6 Ways to Make Your Job More Vegan-Friendly
Asking questions and becoming part of potluck planning are just two ways to make sure your work environment matches your ethics and beliefs.
February 28, 2017
There’s nothing more frustrating than feeling like your work environment isn’t respectful of your vegan lifestyle. Unfortunately, meat-eating co-workers tend to ridicule vegans for our concerns regarding animal products being used at work, and sometimes, these co-workers dismiss our vegan diets all together. We all deserve a stress-free work environment, but fear of speaking up when something is antithetical to our beliefs can make communication with colleagues stressful—and even makes us feel like we’re putting our jobs are in jeopardy. Fortunately, there is hope for altruistic vegans craving a supportive, respectful workplace. Borrow these six tips to help you overcome on-the-job hurdles and make the hours between 9am and 5pm more vegan-friendly.
1. Ask questions
There is no better way to find out where your company stands on certain issues than to ask the people in charge, so ask questions about where the products come from and how products are being made. In one position I held, often I would do the food preparation for the salads. When I asked about the materials we were using for the process, I was happy to learn that the containers we used were compostable and made from plant-based materials. I also discovered that we used recycled paper bags instead of plastic bags, which are known to contain ingredients such as animal fat.
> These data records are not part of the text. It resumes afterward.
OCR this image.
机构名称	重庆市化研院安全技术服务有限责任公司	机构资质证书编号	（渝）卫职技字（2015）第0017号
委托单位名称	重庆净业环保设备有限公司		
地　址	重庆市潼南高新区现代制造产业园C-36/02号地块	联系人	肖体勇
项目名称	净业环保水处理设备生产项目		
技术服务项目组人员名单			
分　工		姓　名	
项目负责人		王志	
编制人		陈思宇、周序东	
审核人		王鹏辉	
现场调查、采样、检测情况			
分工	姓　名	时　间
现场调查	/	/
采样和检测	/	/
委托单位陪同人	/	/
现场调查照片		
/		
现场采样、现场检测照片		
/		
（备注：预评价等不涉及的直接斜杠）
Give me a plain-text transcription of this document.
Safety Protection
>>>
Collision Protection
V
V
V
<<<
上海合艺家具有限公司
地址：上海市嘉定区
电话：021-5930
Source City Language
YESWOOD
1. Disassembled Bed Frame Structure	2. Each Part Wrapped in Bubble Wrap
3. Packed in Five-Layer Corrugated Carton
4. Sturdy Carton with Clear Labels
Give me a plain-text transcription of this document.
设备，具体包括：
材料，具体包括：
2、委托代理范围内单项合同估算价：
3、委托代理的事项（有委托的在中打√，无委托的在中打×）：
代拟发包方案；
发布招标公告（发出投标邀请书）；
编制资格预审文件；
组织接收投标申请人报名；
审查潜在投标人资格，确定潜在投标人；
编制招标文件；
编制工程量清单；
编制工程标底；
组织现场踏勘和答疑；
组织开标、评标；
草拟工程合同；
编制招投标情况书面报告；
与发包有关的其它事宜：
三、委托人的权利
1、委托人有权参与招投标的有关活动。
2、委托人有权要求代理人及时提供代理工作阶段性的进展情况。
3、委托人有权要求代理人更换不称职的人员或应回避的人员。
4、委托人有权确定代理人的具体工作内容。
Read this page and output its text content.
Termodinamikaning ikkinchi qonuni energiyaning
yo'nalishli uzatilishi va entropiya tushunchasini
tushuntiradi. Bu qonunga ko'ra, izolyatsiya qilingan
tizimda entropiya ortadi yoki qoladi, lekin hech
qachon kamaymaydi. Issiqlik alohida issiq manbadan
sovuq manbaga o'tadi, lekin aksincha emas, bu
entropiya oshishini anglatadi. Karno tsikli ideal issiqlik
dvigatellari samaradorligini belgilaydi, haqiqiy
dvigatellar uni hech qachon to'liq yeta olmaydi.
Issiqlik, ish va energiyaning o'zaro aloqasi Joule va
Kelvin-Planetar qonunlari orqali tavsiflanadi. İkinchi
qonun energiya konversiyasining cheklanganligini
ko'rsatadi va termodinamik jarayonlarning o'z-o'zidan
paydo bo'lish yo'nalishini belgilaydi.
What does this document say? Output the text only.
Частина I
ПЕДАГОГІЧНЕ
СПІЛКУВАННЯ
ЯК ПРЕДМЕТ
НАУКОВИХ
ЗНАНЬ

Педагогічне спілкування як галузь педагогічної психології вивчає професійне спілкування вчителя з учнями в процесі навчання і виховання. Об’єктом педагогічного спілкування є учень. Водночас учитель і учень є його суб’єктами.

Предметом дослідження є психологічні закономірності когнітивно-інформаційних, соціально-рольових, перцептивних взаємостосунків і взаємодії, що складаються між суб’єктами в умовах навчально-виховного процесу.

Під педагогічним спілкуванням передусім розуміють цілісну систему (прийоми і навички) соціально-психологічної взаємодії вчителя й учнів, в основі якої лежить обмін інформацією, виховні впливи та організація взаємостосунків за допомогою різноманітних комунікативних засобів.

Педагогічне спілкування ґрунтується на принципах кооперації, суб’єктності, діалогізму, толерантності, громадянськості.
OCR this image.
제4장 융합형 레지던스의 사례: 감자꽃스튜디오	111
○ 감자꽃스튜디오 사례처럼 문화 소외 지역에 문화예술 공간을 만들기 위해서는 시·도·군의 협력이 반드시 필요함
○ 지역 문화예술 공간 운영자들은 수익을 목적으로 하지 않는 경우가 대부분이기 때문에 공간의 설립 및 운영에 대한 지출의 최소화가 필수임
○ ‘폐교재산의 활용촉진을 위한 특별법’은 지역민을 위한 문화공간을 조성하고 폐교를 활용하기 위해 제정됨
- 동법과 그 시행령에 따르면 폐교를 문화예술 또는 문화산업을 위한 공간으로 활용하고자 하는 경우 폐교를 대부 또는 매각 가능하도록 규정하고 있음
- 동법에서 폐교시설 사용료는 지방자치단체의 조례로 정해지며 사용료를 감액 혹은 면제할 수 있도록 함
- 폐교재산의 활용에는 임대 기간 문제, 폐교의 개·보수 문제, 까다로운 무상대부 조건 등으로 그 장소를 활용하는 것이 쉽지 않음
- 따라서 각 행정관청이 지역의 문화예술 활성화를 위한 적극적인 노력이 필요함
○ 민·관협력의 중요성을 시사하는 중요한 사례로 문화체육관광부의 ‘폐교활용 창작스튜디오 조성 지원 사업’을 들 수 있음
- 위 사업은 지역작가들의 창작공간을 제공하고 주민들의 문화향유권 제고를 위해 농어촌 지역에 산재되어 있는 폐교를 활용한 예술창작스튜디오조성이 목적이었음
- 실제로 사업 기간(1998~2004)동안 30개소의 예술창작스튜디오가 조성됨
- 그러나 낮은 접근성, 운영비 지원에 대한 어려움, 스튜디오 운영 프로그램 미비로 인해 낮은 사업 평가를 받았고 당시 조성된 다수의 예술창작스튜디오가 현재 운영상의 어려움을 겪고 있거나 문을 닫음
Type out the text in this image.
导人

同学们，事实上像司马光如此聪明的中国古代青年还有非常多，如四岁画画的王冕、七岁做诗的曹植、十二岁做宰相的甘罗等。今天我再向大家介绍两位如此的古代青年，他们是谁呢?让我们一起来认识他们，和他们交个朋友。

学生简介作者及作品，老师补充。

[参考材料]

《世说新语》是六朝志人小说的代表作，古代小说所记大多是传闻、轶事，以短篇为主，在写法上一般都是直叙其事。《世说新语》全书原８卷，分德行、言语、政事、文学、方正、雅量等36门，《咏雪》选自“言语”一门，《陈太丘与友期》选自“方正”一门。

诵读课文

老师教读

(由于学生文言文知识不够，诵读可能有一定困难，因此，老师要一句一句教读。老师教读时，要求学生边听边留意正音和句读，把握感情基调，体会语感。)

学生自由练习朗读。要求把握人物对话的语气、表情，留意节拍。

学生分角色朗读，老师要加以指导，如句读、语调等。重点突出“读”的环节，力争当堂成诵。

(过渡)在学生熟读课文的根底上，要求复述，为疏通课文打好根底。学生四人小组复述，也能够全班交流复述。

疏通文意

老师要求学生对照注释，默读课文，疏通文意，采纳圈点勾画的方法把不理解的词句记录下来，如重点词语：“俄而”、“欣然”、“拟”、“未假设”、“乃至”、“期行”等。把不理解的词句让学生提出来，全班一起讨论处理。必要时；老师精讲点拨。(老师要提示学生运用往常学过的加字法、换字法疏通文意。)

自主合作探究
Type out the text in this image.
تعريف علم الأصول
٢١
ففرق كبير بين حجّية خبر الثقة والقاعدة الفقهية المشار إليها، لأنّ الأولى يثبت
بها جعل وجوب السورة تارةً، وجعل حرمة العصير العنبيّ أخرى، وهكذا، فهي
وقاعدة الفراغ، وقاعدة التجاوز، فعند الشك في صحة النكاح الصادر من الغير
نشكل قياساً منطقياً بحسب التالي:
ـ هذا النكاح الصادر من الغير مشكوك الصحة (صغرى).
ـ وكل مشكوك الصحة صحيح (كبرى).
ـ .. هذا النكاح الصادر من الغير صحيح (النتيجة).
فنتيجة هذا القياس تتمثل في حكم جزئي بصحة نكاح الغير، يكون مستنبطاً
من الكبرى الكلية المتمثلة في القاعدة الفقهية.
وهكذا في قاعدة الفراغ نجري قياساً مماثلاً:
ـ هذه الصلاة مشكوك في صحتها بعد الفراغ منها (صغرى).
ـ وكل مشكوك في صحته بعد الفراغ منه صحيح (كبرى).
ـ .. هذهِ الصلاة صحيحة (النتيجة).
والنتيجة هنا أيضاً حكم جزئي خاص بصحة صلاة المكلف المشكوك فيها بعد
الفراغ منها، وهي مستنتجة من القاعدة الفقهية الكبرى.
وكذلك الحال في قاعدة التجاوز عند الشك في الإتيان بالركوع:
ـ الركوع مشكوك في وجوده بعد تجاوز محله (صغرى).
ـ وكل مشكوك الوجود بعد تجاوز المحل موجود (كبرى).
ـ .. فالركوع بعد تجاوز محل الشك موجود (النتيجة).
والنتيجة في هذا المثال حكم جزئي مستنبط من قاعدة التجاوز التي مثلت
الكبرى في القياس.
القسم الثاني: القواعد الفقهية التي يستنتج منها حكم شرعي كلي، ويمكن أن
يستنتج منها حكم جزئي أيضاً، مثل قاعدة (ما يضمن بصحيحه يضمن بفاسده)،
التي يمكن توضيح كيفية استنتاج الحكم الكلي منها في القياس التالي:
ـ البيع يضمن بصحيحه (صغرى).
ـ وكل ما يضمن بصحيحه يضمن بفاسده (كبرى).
2. Encourage sustainable practices
In many work environments, ethical and environmental consciousness coincide … and often come into conflict. For instance, I have had jobs in which employees struggled with simple tasks such as sorting the recycling or knowing what is appropriate to put in the compost. To remedy this, I encouraged my co-workers to follow my lead. I made signs with images of what items belonged in each receptacle, moved receptacles to more appropriate locations, and volunteered to collect bottles and cans at the end of the day.
3. Switch to using vegan friendly cleaners and vegan soaps
Whether you are sharing a breakroom or a restroom, try to make these common areas friendlier for everyone. I remember working in a shop that used a vegan lavender-scented hand soap at the kitchen sink, while the restroom everyone in the building shared offered a questionable pink sludge. Let your employers know that switching items such as hand soap, dish soap, and lotion to a cruelty-free brand can have a positive impact in the workplace, and suggest that your company uses certain vegan vendors such as Amway and EO Products (each carries effective vegan products that aren’t tested on animals). By mentioning this issue to your higher-ups, you’re allowing employers to find everything they’re looking for (in terms of sanitation products) while having to place only one order.
4. Talk about uniforms and dress code
From aprons and gloves to shirts and shoes, employers don’t always consider cruelty-free alternatives when dealing with work attire. I’ve had employers who have mandated that employees purchase leather work shoes. To solve this issue, become part of the conversation when you hear that uniform and dress code policies are being updated. Ask your employers what they are looking for in their dress codes, and inform them of different companies and products you support. Share information about quality items that safe for a work environment while also being cruelty-free. For example, both Ethical Wares and Vegetarian Shoes carry sturdy work boots with steel toes and non-slip grip.
5. Be involved with food-related gatherings and company dinners
When a food-related event is proposed at work, recommend restaurants with vegan options on the menus. Ask coworkers if they have food allergies or dietary preferences, and be respectful of their choices. Also, offer ways to make potlucks a little less questionable. For example, suggest that people bring ingredient cards so everyone can easily identify allergens or foods that aren’t in line with their dietary principles. Doing so will make your co-workers feel welcome despite their differences.
6. Educate anyone who’s interested
Nearly every vegan knows how difficult it can be to explain our lifestyle choices to skeptics when that person’s only goal is to prove us wrong. However, when co-workers inquire about our choices in a respectful way, being patient and honest with your responses can build goodwill. Having a work environment that supports (or at least respects) your lifestyle choices is also good for your mental health. Swapping recipes, talking about your evening out to a new restaurant, or sharing your dinner ideas is part of connecting with others. Knowing that these common topics will be met with interest and curiosity can allow you to open up more to your co-workers. And when you can show mutual respect toward each other, you are more likely to excel in team-based activities.
Sierra Sander-Hewitt is an anthropology graduate with a passion for natural building, using lavender hand soap, and sorting recycling and compost bins.